Un
des phénomènes sociaux que l’on observe au Québec depuis quelques années est la
diminution de notre sens civique dans les lieux publics; le manque flagrant de
courtoisie, de politesse, d’affabilité et d’amabilité est de plus en plus fréquent.
Plusieurs
allèguent que l’éducation donnée maintenant aux enfants et aux adolescents
valorise moins l’importance de la politesse et de l’égard envers les personnes
qui nous entourent dans nos activités de tous les jours qu’il y a quelques
années. Je suis de cet avis, mais cela n’explique pas pourquoi de plus en plus
d’adultes considèrent peu cet aspect de notre vie collective. Par exemple, on
voit régulièrement des adultes de tous âges et de toutes classes sociales garer
leur véhicule en travers d’un passage à piétons ou devant l’entrée principale
d’un commerce achalandé, des fumeurs jeter leur mégot de cigarette au sol et
même certaines personnes cracher en pleine rue. Il n’est pas rare non plus de
voir quelqu’un tenter de dépasser d’autres citoyens dans une file d’attente ou
parler à haute voix à son cellulaire dans une salle bondée.
Le
chacun-pour-soi dans les lieux publics semble de plus en plus une façon d’agir
normale, une règle sociale acceptée.

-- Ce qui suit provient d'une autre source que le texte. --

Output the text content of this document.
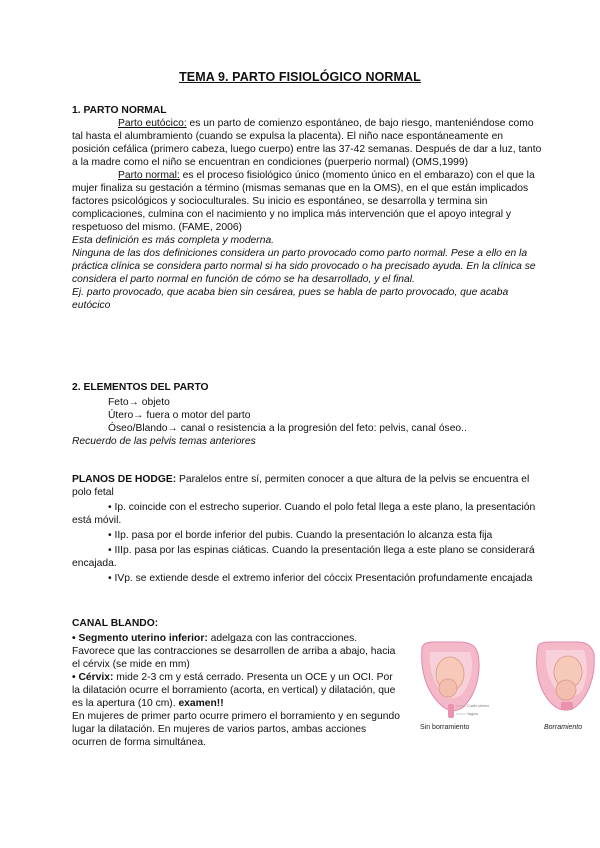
TEMA 9. PARTO FISIOLÓGICO NORMAL

1. PARTO NORMAL

Parto eutócico: es un parto de comienzo espontáneo, de bajo riesgo, manteniéndose como tal hasta el alumbramiento (cuando se expulsa la placenta). El niño nace espontáneamente en posición cefálica (primero cabeza, luego cuerpo) entre las 37-42 semanas. Después de dar a luz, tanto a la madre como el niño se encuentran en condiciones (puerperio normal) (OMS,1999)

Parto normal: es el proceso fisiológico único (momento único en el embarazo) con el que la mujer finaliza su gestación a término (mismas semanas que en la OMS), en el que están implicados factores psicológicos y socioculturales. Su inicio es espontáneo, se desarrolla y termina sin complicaciones, culmina con el nacimiento y no implica más intervención que el apoyo integral y respetuoso del mismo. (FAME, 2006)

Esta definición es más completa y moderna.

Ninguna de las dos definiciones considera un parto provocado como parto normal. Pese a ello en la práctica clínica se considera parto normal si ha sido provocado o ha precisado ayuda. En la clínica se considera el parto normal en función de cómo se ha desarrollado, y el final.

Ej. parto provocado, que acaba bien sin cesárea, pues se habla de parto provocado, que acaba eutócico

2. ELEMENTOS DEL PARTO

Feto→ objeto

Útero→ fuera o motor del parto

Óseo/Blando→ canal o resistencia a la progresión del feto: pelvis, canal óseo..

Recuerdo de las pelvis temas anteriores

PLANOS DE HODGE: Paralelos entre sí, permiten conocer a que altura de la pelvis se encuentra el polo fetal

• Ip. coincide con el estrecho superior. Cuando el polo fetal llega a este plano, la presentación está móvil.

• IIp. pasa por el borde inferior del pubis. Cuando la presentación lo alcanza esta fija

• IIIp. pasa por las espinas ciáticas. Cuando la presentación llega a este plano se considerará encajada.

• IVp. se extiende desde el extremo inferior del cóccix Presentación profundamente encajada

CANAL BLANDO:

• Segmento uterino inferior: adelgaza con las contracciones. Favorece que las contracciones se desarrollen de arriba a abajo, hacia el cérvix (se mide en mm)

• Cérvix: mide 2-3 cm y está cerrado. Presenta un OCE y un OCI. Por la dilatación ocurre el borramiento (acorta, en vertical) y dilatación, que es la apertura (10 cm). examen!!

En mujeres de primer parto ocurre primero el borramiento y en segundo lugar la dilatación. En mujeres de varios partos, ambas acciones ocurren de forma simultánea.

Cuello uterino
Vagina
Sin borramiento	Borramiento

Je pense que les moyens de communication
rapides actuels et l’utilisation des médias sociaux qui nous accaparent de plus
en plus dans notre quotidien ainsi que la recherche à tout prix de la
performance sont certainement en cause. Aussi, tenir la porte à une personne
que l’on ne connaît pas, ou simplement saluer un passant ou une autre personne
à un arrêt d’autobus sont souvent perçus comme des gestes incongrus, voire
inquiétants.
Recherche d’isolement
On
échange de multiples messages courts avec des personnes loin de nous en
oubliant celles qui nous entourent dans notre environnement immédiat. Certains
marchent en regardant leur téléphone intelligent, comme si celui-ci pouvait
leur dicter leurs pas, et s’empêchent presque de voir les arbres, les fleurs et
d’entendre les oiseaux sur leur passage, ou, encore pire, les voitures et les
vélos qui s’approchent d’eux au prochain carrefour. Dans ce contexte, il n’est
pas surprenant qu’on ignore une personne dans la rue qui veut obtenir une
information ou qu’on ne cède pas le passage ou son siège dans un autobus à une
personne âgée ou ayant un handicap physique. On cherche donc l’isolement dans
la foule et, ce faisant, on se prive d’une communication simple qui rendrait
notre quotidien plus humain, plus fluide et plus confortable.
Je
ne pense pas que ces outils de communication attractifs et performants soient
les seuls en cause. Pensons aux comportements de plusieurs automobilistes
durant les périodes de circulation dense, où le chacun-pour-soi et la
performance supplantent souvent la courtoisie et le respect des autres,
occasionnant de la frustration et bien sûr du stress. Il y a enfin ceux et
celles qui se comportent à l’aéroport, dans les salles d’attente, à la
pharmacie et même au travail comme s’ils étaient dans leur jardin, dans leur
salon ou à la plage. Bien que cet aspect soit très important à mes yeux, je
crois aussi qu’un minimum d’éthique s’applique également à la tenue
vestimentaire dans les lieux publics.
Le souci des autres
Je
ne propose évidemment pas qu’on revienne à des cours sur les bonnes manières à
l’école, mais simplement qu’on ait le souci des autres lorsque l’on partage un
espace public et qu’on évite de penser que le chacun-pour-soi dans sa bulle est
la bonne manière d’être en public. Je pense qu’il est de la responsabilité de
tous d’adopter des comportements d’une plus grande civilité, qui pourraient
être contagieux et devenir graduellement des normes sociales favorisant une
meilleure qualité de vie. Cela ne s’oppose nullement à une utilisation efficace
des moyens de communication actuels ou en développement.